Statistical Defaults
Use statistical_default only for decisions that are:
- low impact
- locally reversible
- not externally visible
- not security relevant
- not about crash recovery or concurrent conflict resolution
- not about irreversible side effects
- consistent with existing SKMB invariants
When using a statistical default, still emit decision_basis and record it in a decision file plus the SKMB index if it affects future behavior. Mark it for designer review.
When Not To Block
Do not block on ordinary implementation choices that do not define state-machine semantics:
- local variable names
- small helper extraction
- formatting
- logging wording that does not change audit semantics
- internal code organization with no API, persistence, concurrency, or failure behavior impact
- tests that only verify already-resolved designer decisions
If uncertain whether a choice is semantic, classify it. If it touches A-G and changes externally meaningful behavior, use the gate.
Strong Stop Conditions
Stop and ask before acting when any unresolved decision affects:
- crash recovery for a pending or partially completed workflow
- concurrent resolution of the same resource
- fail-open versus fail-closed semantics
- authorization, identity, token expiry, or permission scope
- retry exhaustion and final failure state
- partial completion of an irreversible action
- durable state shape that future code must honor
- externally visible behavior that users, auditors, or operators will rely on
Do not hide these behind tests. Tests that encode an unresolved normative choice are themselves implementation actions and require the gate first.

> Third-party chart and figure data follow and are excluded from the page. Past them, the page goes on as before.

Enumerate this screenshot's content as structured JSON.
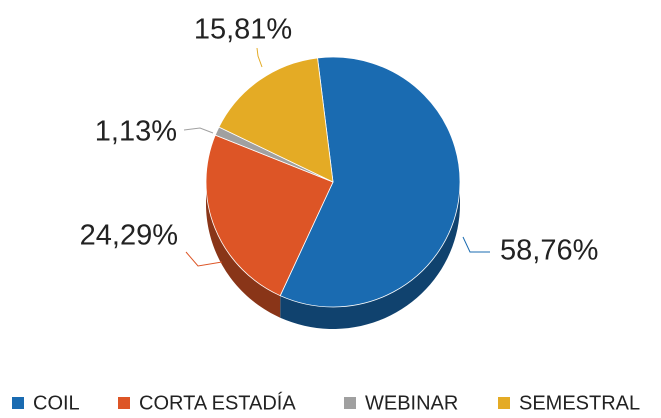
{
  "chart_data": {
    "type": "pie",
    "categories": [
      "COIL",
      "CORTA ESTADÍA",
      "WEBINAR",
      "SEMESTRAL"
    ],
    "values": [
      58.76,
      24.29,
      1.13,
      15.81
    ],
    "value_labels": [
      "58,76%",
      "24,29%",
      "1,13%",
      "15,81%"
    ],
    "colors": [
      "#1a6bb1",
      "#dd5526",
      "#a0a0a0",
      "#e4ab25"
    ],
    "legend": "bottom"
  }
}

Verification Before Final Response
Before reporting completion on a task that used this skill, verify:
- every state-machine-affecting action has a visible
decision_basis
- every high-impact decision cites an accepted SKMB decision file or is explicitly pending
- every new designer answer was written to a decision file and indexed
- no decision file uses
decided_by: designer without explicit approval evidence
- every statistical default is recorded as reviewable debt
- no unresolved normative behavior was silently implemented
SKMB Update Format
Keep docs/isme/SKMB.md as an index:
# State Machine Knowledge Base
## Decision Index
| id | status | scope | patterns | file | commit |
| --- | --- | --- | --- | --- | --- |
| SKMB-2026-06-11-001 | accepted | approval workflow | F | decisions/2026-06-11-001-approval-notifier-failure.md | pending |
Add accepted decisions as separate files:
# SKMB-2026-06-11-001: Approval Notifier Failure
- status: accepted
- decided_by: designer
- approval_source: user explicitly chose retry then fail closed in checkpoint response
- date: 2026-06-11
- commit: pending
- patterns:
- F_fail_semantics
- scope: approval workflow
## Decision
Retry 3 times with exponential backoff. If all retries fail, transition to
fail_closed and write an audit event.
## Applies To
- approval state transition
- notifier adapter
- audit log tests
## Supersedes
None.
Open decisions must stay visible in the index and, when they need context, in a proposed decision file:
# SKMB-2026-06-11-002: Approval Resolution Race Policy
- status: proposed
- decided_by: pending
- approval_source: pending explicit designer approval
- date: 2026-06-11
- commit: pending
- patterns:
- C_concurrent_operations
- scope: approval workflow
## Context
Two operators can resolve the same approval with conflicting outcomes.
## Needed Before
Implementing approval resolution write path.
## Options
- first committed wins; second returns conflict
- deny wins
- require supervisor intervention
Practical Boundary
This skill is a strong prompt-level constraint, not a harness-level enforcement engine. If a future hook/plugin can inspect tool calls, map the decision_basis fields directly into pre-tool validation:
planned action -> pattern classification -> SKMB lookup -> designer decision or elicitation -> tool execution.
Until then, the skill must simulate that boundary through explicit checks, visible decision_basis blocks, and SKMB updates before implementation.